Talk by David Gil

DLCE Talk

  • Date: May 20, 2016
  • Time: 02:00 PM - 03:00 PM (Local Time Germany)
  • Speaker: David Gil
  • MPI for the Science of Human History
  • Location: MPI SHH Jena
  • Room: Villa V14
  • Host: Department of Linguistic and Cultural Evolution
  • Contact: schueck@shh.mpg.de
Putting Words Together: Typology Reflects Phylogeny

Ontogeny Recapitulates Phylogeny is an often-repeated (albeit also much-disputed) slogan expressing the hypothesis that stages in the development of an animal from embryo through infancy to adulthood mirror stages in the evolution of the animal's own ancestors.  Among others, this hypothesis has also been applied in attempts to shed light on the evolution of language, with claims that early child language may provide a model for the evolution of early human or pre-human language.

This paper presents a companion hypothesis encapsulated in the slogan Typology Reflects Phylogeny, arguing that cross-linguistic variation may provide an alternative and in some respects better model for the evolution of language.  The substitution of "reflects" for "recapitulates" acknowledges that typology differs in one crucial respect from both ontogeny and phylogeny, namely, it is non-directional.  Whereas ontogeny and phylogeny are inherently bound to the arrow of time, linguistic variation has no intrinsic "earlier" and "later".  For example, if Czech and Polish differ with respect to the relative order of noun and adjective, then there is no a priori reason to suppose that either of the two orders is more representative of a prior stage in the evolution of language.

However, one basic measure provides a means for characterizing some feature values as likely to be evolutionarily prior to others: complexity.

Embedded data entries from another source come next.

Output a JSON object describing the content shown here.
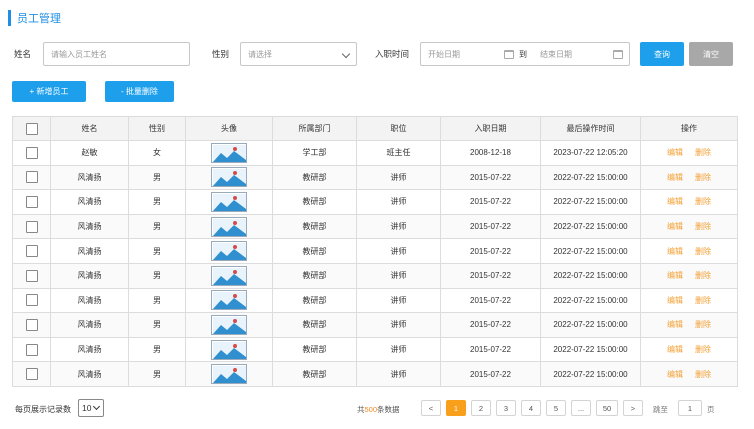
{
  "page_title": "员工管理",
  "filters": {
    "name_label": "姓名",
    "name_placeholder": "请输入员工姓名",
    "gender_label": "性别",
    "gender_placeholder": "请选择",
    "entry_label": "入职时间",
    "start_placeholder": "开始日期",
    "to_label": "到",
    "end_placeholder": "结束日期",
    "query_btn": "查询",
    "clear_btn": "清空"
  },
  "actions": {
    "add_btn": "+ 新增员工",
    "batch_delete_btn": "- 批量删除"
  },
  "table": {
    "headers": [
      "姓名",
      "性别",
      "头像",
      "所属部门",
      "职位",
      "入职日期",
      "最后操作时间",
      "操作"
    ],
    "edit_label": "编辑",
    "delete_label": "删除",
    "rows": [
      {
        "name": "赵敏",
        "gender": "女",
        "dept": "学工部",
        "position": "班主任",
        "entry_date": "2008-12-18",
        "last_op": "2023-07-22 12:05:20"
      },
      {
        "name": "风清扬",
        "gender": "男",
        "dept": "教研部",
        "position": "讲师",
        "entry_date": "2015-07-22",
        "last_op": "2022-07-22 15:00:00"
      },
      {
        "name": "风清扬",
        "gender": "男",
        "dept": "教研部",
        "position": "讲师",
        "entry_date": "2015-07-22",
        "last_op": "2022-07-22 15:00:00"
      },
      {
        "name": "风清扬",
        "gender": "男",
        "dept": "教研部",
        "position": "讲师",
        "entry_date": "2015-07-22",
        "last_op": "2022-07-22 15:00:00"
      },
      {
        "name": "风清扬",
        "gender": "男",
        "dept": "教研部",
        "position": "讲师",
        "entry_date": "2015-07-22",
        "last_op": "2022-07-22 15:00:00"
      },
      {
        "name": "风清扬",
        "gender": "男",
        "dept": "教研部",
        "position": "讲师",
        "entry_date": "2015-07-22",
        "last_op": "2022-07-22 15:00:00"
      },
      {
        "name": "风清扬",
        "gender": "男",
        "dept": "教研部",
        "position": "讲师",
        "entry_date": "2015-07-22",
        "last_op": "2022-07-22 15:00:00"
      },
      {
        "name": "风清扬",
        "gender": "男",
        "dept": "教研部",
        "position": "讲师",
        "entry_date": "2015-07-22",
        "last_op": "2022-07-22 15:00:00"
      },
      {
        "name": "风清扬",
        "gender": "男",
        "dept": "教研部",
        "position": "讲师",
        "entry_date": "2015-07-22",
        "last_op": "2022-07-22 15:00:00"
      },
      {
        "name": "风清扬",
        "gender": "男",
        "dept": "教研部",
        "position": "讲师",
        "entry_date": "2015-07-22",
        "last_op": "2022-07-22 15:00:00"
      }
    ]
  },
  "pagination": {
    "page_size_label": "每页展示记录数",
    "page_size": "10",
    "total_prefix": "共",
    "total_count": "500",
    "total_suffix": "条数据",
    "prev": "<",
    "pages": [
      "1",
      "2",
      "3",
      "4",
      "5",
      "...",
      "50"
    ],
    "active_page": "1",
    "next": ">",
    "jump_label": "跳至",
    "jump_value": "1",
    "page_unit": "页"
  },
  "colors": {
    "primary": "#1e9fec",
    "accent_orange": "#f8a01b",
    "clear_gray": "#a8a8a8"
  }
}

If one particular feature value is simpler than its more complex alternative, then the simpler feature is likely to represent an earlier stage in the evolution of language with respect to the feature in question.  Underpinning this inference is the fact that evolution typically proceeds from simpler to more complex.  In other sciences, similar inferences are commonplace.  For example, life today consists of simpler prokaryotes, more complex unicellular eukaryotes and even more complex multicellular eukaryotes; such progression in contemporary complexity is then taken to represent the evolutionary path of life. By the same token, numerous aspects of cross-linguistic variation involve features with respect to which one particular value may be said to be more complex than another.  Most straightforwardly, languages differ with respect to inventory sizes of various items such as phonemes, affixes, parts of speech, speech registers, words, and so forth; for each of these, fewer is clearly simpler than more, and hence fewer may in principle be hypothesized to represent an evolutionarily prior stage in the evolution of that particular linguistic feature.

This paper provides support for the methodology of using cross-linguistic variation as a window into phylogeny, focusing on the domain of compositional semantics.  When two or more expressions are brought together, the meaning of the juxtaposition must be associated in some way with the meaning of its constituent parts; this is the most basic principle underlying compositionality.  However, languages vary considerably with respect to the extent to which the meaning of such a juxtaposition may be further delimited by various grammatical rules making reference to morphosyntactic strategies such as agreement, flagging, linear order and others.  Whereas in some languages, of high articulation, there is an abundance of such rules, substantially limiting the range of possible interpretations, in other languages, of lower articulation, there are fewer such rules, and the range of possible interpretations is thus broader.  In terms of their compositional semantics, low articulation languages are thus less complex than their high articulation counterparts, and may accordingly be hypothesized to represent an earlier stage in the evolution of compositional semantics.

This paper presents the results of an ongoing cross-linguistic experiment measuring the degree of articulation of compositional semantics in the domain of thematic role assignment; to date, approximately 50 languages have been examined.  The main factor governing the degree of articulation is shown to be the polity type of a language, ranked in accordance with the following four-valued scale of increasing socio-political complexity: (1) regional language until recently not part of a larger polity (e.g. Ju|'hoan, Mursi, Mentawai, Marind, Tikuna); (2) regional language that has been part of a larger polity for a long period (e.g. Galician, Yoruba, Shan, Minangkabau, Q'anjobal); (3) regional variant of a standardized national language (e.g. Neapolitan, Cantonese, Osaka Japanese, Kuching Malay, Riau Indonesian); and (4) standardized national language (e.g. Italian, Mandarin, Japanese, Indonesian, Palauan).  The experimental results show that languages of greater socio-political complexity tend to exhibit higher articulation.  Thus, within in the domain of compositional semantics, grammatical complexity correlates positively with complexity of polity type.  However, with respect to polity type, there is abundant extra-linguistic evidence, from history, archaeology and anthropology, that polity types evolved from simple to complex.  Thus, the correlation between polity type and degree of articulation of compositional semantics provides further extra-linguistic support for the claim that low-articulation languages represent a prior stage in the evolution of compositional semantics. In so doing, the results of the experiment provide independent support for the use of cross-linguistic variation with respect to complexity as a window into the evolution of language.